D’un autre côté, les journaux des deux partis extrêmes, opposés à l’existence même du gouvernement, se plaisent à signaler, dans cet état de choses, ce que le gouvernement de Charles X nommait un refus de concours ! Nous concevons parfaitement leur désir d’aggraver le fait actuel ; mais on y attachera moins d’importance, en songeant d’abord que ce refus de concours vient d’une minorité ; puis, que nous vivons sous un gouvernement qui ne s’écartera pas de la constitution, même quand ses adversaires en sortiraient pour le combattre. Si donc le parti qui refuse tout concours, et paralyse les affaires, devenait une majorité, ce serait à lui de prendre le pouvoir, et alors, naturellement, son refus de concours cesserait. Ainsi, qu’on se rassure, la coalition de la droite, de l’extrême gauche et de quelques membres du centre gauche, ne nous menace pas d’une révolution, mais seulement d’un cabinet fondé sur le principe de l’ambition personnelle satisfaite, et livré d’avance à toutes les divisions qu’amènerait inévitablement une réunion d’amours-propres superbes et de principes contraires.
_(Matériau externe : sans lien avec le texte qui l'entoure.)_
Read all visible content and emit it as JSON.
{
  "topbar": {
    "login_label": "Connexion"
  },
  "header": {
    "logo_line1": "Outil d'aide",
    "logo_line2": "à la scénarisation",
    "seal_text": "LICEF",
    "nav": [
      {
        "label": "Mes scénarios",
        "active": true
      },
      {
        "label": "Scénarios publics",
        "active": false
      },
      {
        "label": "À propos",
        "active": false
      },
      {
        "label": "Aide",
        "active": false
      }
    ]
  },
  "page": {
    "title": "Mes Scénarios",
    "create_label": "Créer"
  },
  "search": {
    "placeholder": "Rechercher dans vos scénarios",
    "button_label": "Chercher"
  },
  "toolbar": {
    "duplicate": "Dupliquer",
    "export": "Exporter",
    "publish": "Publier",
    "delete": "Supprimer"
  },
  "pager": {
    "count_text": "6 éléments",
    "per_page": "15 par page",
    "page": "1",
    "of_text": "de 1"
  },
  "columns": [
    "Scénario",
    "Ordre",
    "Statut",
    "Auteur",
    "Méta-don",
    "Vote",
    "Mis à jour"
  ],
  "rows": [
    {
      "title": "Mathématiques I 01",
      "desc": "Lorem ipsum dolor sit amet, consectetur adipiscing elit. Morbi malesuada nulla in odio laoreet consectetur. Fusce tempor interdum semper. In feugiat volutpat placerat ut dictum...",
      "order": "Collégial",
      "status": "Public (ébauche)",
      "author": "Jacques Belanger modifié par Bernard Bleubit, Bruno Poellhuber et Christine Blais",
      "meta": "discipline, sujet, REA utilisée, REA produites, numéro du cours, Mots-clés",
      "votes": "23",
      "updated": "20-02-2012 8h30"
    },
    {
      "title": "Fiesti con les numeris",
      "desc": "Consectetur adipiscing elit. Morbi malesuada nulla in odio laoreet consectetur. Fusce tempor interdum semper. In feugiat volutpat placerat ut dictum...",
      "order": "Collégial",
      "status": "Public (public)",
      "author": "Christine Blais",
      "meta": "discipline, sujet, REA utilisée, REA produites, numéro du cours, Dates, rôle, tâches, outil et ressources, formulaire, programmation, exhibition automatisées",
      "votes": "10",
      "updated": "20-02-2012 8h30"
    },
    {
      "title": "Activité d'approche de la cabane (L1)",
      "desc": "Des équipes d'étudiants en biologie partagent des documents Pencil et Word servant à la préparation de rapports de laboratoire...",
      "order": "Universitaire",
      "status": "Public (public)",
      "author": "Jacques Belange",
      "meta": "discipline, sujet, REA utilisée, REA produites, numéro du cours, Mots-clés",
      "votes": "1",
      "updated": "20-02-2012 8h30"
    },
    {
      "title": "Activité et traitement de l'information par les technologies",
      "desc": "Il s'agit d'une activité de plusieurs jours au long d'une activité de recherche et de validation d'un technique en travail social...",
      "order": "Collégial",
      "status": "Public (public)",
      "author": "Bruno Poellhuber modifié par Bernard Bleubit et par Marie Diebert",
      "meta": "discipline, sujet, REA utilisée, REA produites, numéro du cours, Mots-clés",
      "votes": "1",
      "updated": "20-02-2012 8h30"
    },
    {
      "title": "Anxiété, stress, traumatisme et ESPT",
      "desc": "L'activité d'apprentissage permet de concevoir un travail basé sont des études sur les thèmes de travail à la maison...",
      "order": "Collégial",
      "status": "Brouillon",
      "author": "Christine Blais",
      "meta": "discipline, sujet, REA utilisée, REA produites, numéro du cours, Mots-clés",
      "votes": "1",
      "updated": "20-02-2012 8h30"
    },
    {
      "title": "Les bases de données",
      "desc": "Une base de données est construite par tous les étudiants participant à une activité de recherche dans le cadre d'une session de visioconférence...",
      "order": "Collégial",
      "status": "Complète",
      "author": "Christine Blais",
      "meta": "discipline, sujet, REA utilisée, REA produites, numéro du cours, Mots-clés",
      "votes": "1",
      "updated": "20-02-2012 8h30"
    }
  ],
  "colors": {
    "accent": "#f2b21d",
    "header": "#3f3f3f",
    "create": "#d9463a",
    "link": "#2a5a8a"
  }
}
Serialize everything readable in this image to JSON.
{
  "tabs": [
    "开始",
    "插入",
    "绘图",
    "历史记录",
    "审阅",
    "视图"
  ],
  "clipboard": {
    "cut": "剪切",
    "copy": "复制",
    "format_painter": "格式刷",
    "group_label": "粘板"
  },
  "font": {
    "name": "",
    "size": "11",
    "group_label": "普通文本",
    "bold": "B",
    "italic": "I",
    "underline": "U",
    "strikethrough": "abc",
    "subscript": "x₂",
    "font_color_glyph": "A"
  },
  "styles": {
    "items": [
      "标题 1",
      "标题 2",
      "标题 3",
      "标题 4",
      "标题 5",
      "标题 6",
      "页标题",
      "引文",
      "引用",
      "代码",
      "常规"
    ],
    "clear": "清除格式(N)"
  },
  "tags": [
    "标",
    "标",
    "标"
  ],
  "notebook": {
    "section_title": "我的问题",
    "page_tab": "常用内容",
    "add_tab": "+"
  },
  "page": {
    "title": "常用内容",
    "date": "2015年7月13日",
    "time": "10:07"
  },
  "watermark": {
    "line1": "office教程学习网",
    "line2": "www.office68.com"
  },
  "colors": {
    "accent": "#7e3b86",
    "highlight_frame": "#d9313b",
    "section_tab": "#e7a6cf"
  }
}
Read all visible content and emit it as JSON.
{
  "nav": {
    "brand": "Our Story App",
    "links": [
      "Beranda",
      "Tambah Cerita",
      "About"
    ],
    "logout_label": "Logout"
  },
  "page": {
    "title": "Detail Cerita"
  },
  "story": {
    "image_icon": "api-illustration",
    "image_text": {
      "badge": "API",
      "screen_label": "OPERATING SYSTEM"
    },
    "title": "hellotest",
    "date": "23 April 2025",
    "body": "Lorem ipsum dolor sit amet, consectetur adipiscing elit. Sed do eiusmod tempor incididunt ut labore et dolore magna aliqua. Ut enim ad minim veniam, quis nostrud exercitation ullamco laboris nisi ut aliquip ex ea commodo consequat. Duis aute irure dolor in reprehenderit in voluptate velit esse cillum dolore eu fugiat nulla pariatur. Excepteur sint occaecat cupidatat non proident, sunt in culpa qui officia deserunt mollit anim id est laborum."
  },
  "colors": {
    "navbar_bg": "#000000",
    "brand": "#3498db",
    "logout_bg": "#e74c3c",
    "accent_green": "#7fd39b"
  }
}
Nous ne craignons pas encore ce résultat. La violence et la passion réussissent mal dans ce temps de modération et de calme. Seulement, il est affligeant de voir des hommes d’une valeur réelle donner ainsi publiquement le spectacle de quelques faiblesses. On parle de capacité. On dit que les plus hautes capacités du pays (c’est ainsi qu’on s’intitule) ne peuvent rester en dehors des affaires ; que leur place est au pouvoir, et on veut briser les portes pour y rentrer. Il nous semblait jusqu’à ce jour que le gouvernement représentatif était celui des majorités, et non pas absolument des capacités. Il y a, en France, nombre de capacités qui n’ont pas accès aux affaires. C’est que la majorité leur a manqué dans les colléges électoraux, ou bien que ces capacités n’ont pas rempli quelques autres conditions du régime constitutionnel. Ces capacités tiennent exactement, depuis vingt ans, le même langage que les capacités de la coalition. Depuis huit ans, surtout, elles ont paru plusieurs fois sur la place publique, pour revendiquer leurs droits. Là on les a traitées, et justement, en rebelles. Depuis, quand elles se plaignaient dans la presse, ou par quelque voie légale que ce fût, les chefs de l’opposition actuelle les refoulaient dédaigneusement en leur demandant qu’elles s’appuyassent sur une majorité. Contre qui ont été faites les lois de septembre, sinon contre les capacités qui voudraient se rendre justice elles-mêmes et s’adjuger le pouvoir de leurs propres mains ?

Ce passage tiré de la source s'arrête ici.